Some of the fun facts from the library exhibit point out just how well the Dallas LGBT community organizes. For example, DIVA — the Dallas Invitational Volleyball Association — began in 1989 with six teams. It quickly grew to 54 teams and some 400 individuals, making it one of the largest sports organizations in DFW and one of the largest volleyball organizations in the U.S.

Cheer Dallas formed in 1993. By 1995, the group was participating in the National Cheerleaders Association All Star Competition, where they placed second.

Artifacts from the 1970s and ’80s tell the story of how the Alan Ross Texas Freedom Parade began and why Dallas’ Pride is in September. The story began 1977 when a Dallas schoolteacher — Don Baker — was fired from his position by DISD after he came out in a TV interview. The

September celebration of his victory, which included federal Judge Jerry Buchmeyer declaring the Texas sodomy law unconstitutional, was the origin of Dallas Pride.

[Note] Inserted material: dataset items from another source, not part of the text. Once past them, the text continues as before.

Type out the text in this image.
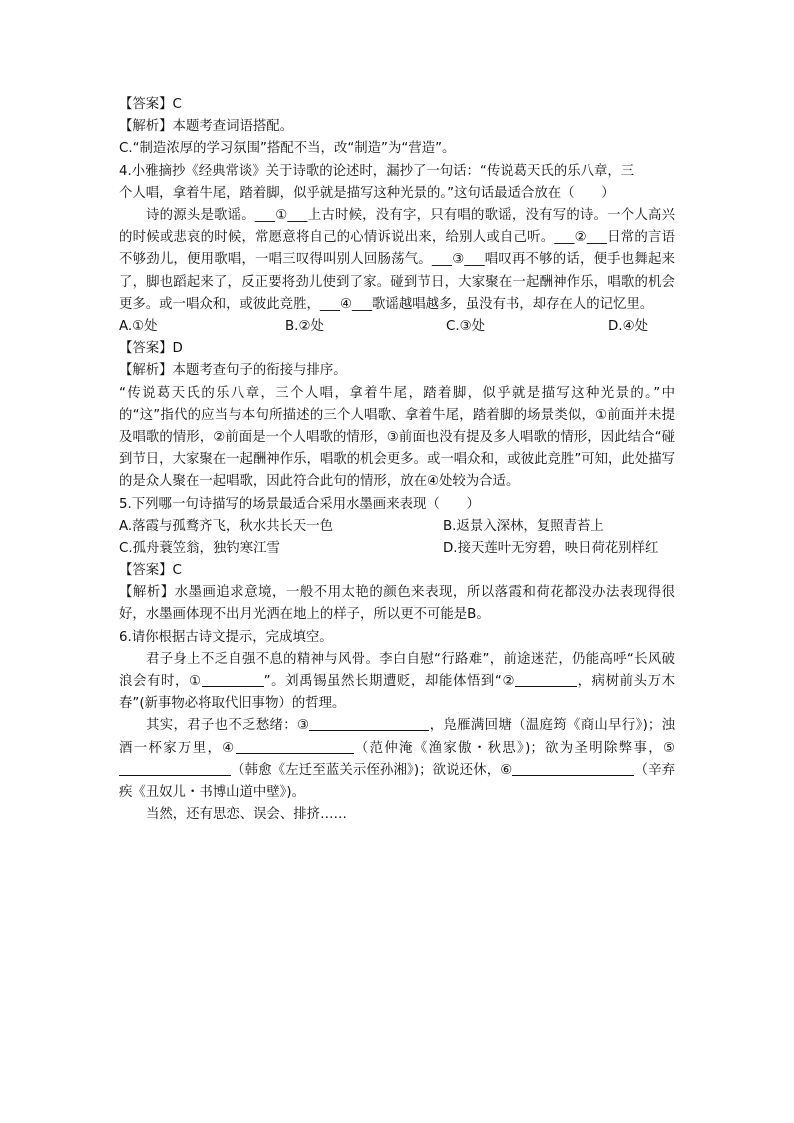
【答案】C
【解析】本题考查词语搭配。
C.“制造浓厚的学习氛围”搭配不当，改“制造”为“营造”。
4.小雅摘抄《经典常谈》关于诗歌的论述时，漏抄了一句话：“传说葛天氏的乐八章，三
个人唱，拿着牛尾，踏着脚，似乎就是描写这种光景的。”这句话最适合放在（　　）
诗的源头是歌谣。___①___上古时候，没有字，只有唱的歌谣，没有写的诗。一个人高兴的时候或悲哀的时候，常愿意将自己的心情诉说出来，给别人或自己听。___②___日常的言语不够劲儿，便用歌唱，一唱三叹得叫别人回肠荡气。___③___唱叹再不够的话，便手也舞起来了，脚也蹈起来了，反正要将劲儿使到了家。碰到节日，大家聚在一起酬神作乐，唱歌的机会更多。或一唱众和，或彼此竞胜，___④___歌谣越唱越多，虽没有书，却存在人的记忆里。
A.①处	B.②处	C.③处	D.④处
【答案】D
【解析】本题考查句子的衔接与排序。
“传说葛天氏的乐八章，三个人唱，拿着牛尾，踏着脚，似乎就是描写这种光景的。”中的“这”指代的应当与本句所描述的三个人唱歌、拿着牛尾，踏着脚的场景类似，①前面并未提及唱歌的情形，②前面是一个人唱歌的情形，③前面也没有提及多人唱歌的情形，因此结合“碰到节日，大家聚在一起酬神作乐，唱歌的机会更多。或一唱众和，或彼此竞胜”可知，此处描写的是众人聚在一起唱歌，因此符合此句的情形，放在④处较为合适。
5.下列哪一句诗描写的场景最适合采用水墨画来表现（　　）
A.落霞与孤鹜齐飞，秋水共长天一色	B.返景入深林，复照青苔上
C.孤舟蓑笠翁，独钓寒江雪	D.接天莲叶无穷碧，映日荷花别样红
【答案】C
【解析】水墨画追求意境，一般不用太艳的颜色来表现，所以落霞和荷花都没办法表现得很好，水墨画体现不出月光洒在地上的样子，所以更不可能是B。
6.请你根据古诗文提示，完成填空。
君子身上不乏自强不息的精神与风骨。李白自慰“行路难”，前途迷茫，仍能高呼“长风破浪会有时，①	”。刘禹锡虽然长期遭贬，却能体悟到“②	，病树前头万木春”(新事物必将取代旧事物）的哲理。
其实，君子也不乏愁绪：③	，凫雁满回塘（温庭筠《商山早行》)；浊酒一杯家万里，④	（范仲淹《渔家傲・秋思》)；欲为圣明除弊事，⑤（韩愈《左迁至蓝关示侄孙湘》)；欲说还休，⑥	（辛弃疾《丑奴儿・书博山道中壁》)。
当然，还有思恋、误会、排挤……
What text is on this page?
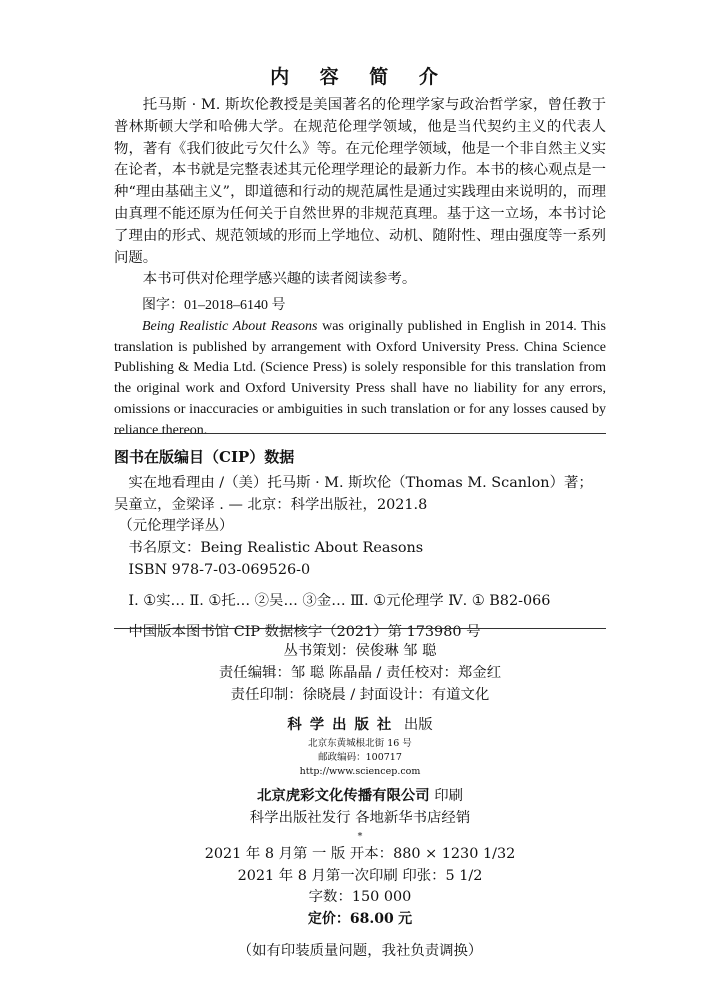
内 容 简 介

托马斯 · M. 斯坎伦教授是美国著名的伦理学家与政治哲学家，曾任教于普林斯顿大学和哈佛大学。在规范伦理学领域，他是当代契约主义的代表人物，著有《我们彼此亏欠什么》等。在元伦理学领域，他是一个非自然主义实在论者，本书就是完整表述其元伦理学理论的最新力作。本书的核心观点是一种“理由基础主义”，即道德和行动的规范属性是通过实践理由来说明的，而理由真理不能还原为任何关于自然世界的非规范真理。基于这一立场，本书讨论了理由的形式、规范领域的形而上学地位、动机、随附性、理由强度等一系列问题。

本书可供对伦理学感兴趣的读者阅读参考。

图字：01–2018–6140 号

Being Realistic About Reasons was originally published in English in 2014. This translation is published by arrangement with Oxford University Press. China Science Publishing & Media Ltd. (Science Press) is solely responsible for this translation from the original work and Oxford University Press shall have no liability for any errors, omissions or inaccuracies or ambiguities in such translation or for any losses caused by reliance thereon.

图书在版编目（CIP）数据
实在地看理由 /（美）托马斯 · M. 斯坎伦（Thomas M. Scanlon）著；
吴童立，金梁译 . — 北京：科学出版社，2021.8
（元伦理学译丛）
书名原文：Being Realistic About Reasons
ISBN 978-7-03-069526-0
Ⅰ. ①实… Ⅱ. ①托… ②吴… ③金… Ⅲ. ①元伦理学 Ⅳ. ① B82-066
中国版本图书馆 CIP 数据核字（2021）第 173980 号
丛书策划：侯俊琳 邹 聪
责任编辑：邹 聪 陈晶晶 / 责任校对：郑金红
责任印制：徐晓晨 / 封面设计：有道文化
科学出版社 出版
北京东黄城根北街 16 号
邮政编码：100717
http://www.sciencep.com
北京虎彩文化传播有限公司 印刷
科学出版社发行 各地新华书店经销
*
2021 年 8 月第 一 版 开本：880 × 1230 1/32
2021 年 8 月第一次印刷 印张：5 1/2
字数：150 000
定价：68.00 元
（如有印装质量问题，我社负责调换）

The history of gays on the Dallas City Council includes the story of two runs for office by Crossroads Market owner Bill Nelson, but it also remembers the candidacy of an openly gay man in 1978 — the Rev. James Harris. Former Councilman Craig McDaniel will be happy to know he’s remembered in the exhibit by his official Dallas Morning News title, Craig McDaniel F.O.G. (that’s First Openly Gay).

There’s another reason to visit the seventh floor of the Jonsson library: The floor’s been closed for a couple of years while renovations were made to its exhibit and documents collection. Back on display are original copies of Shakespeare’s First Folio, printed in 1623, and an original copy of the Declaration of Independence, the only one owned and displayed west of the Mississippi.

The exhibit at City Hall remains on display in the lobby under the Pride Flag through June. The Pride exhibit at the Jonsson Library remains on display through September.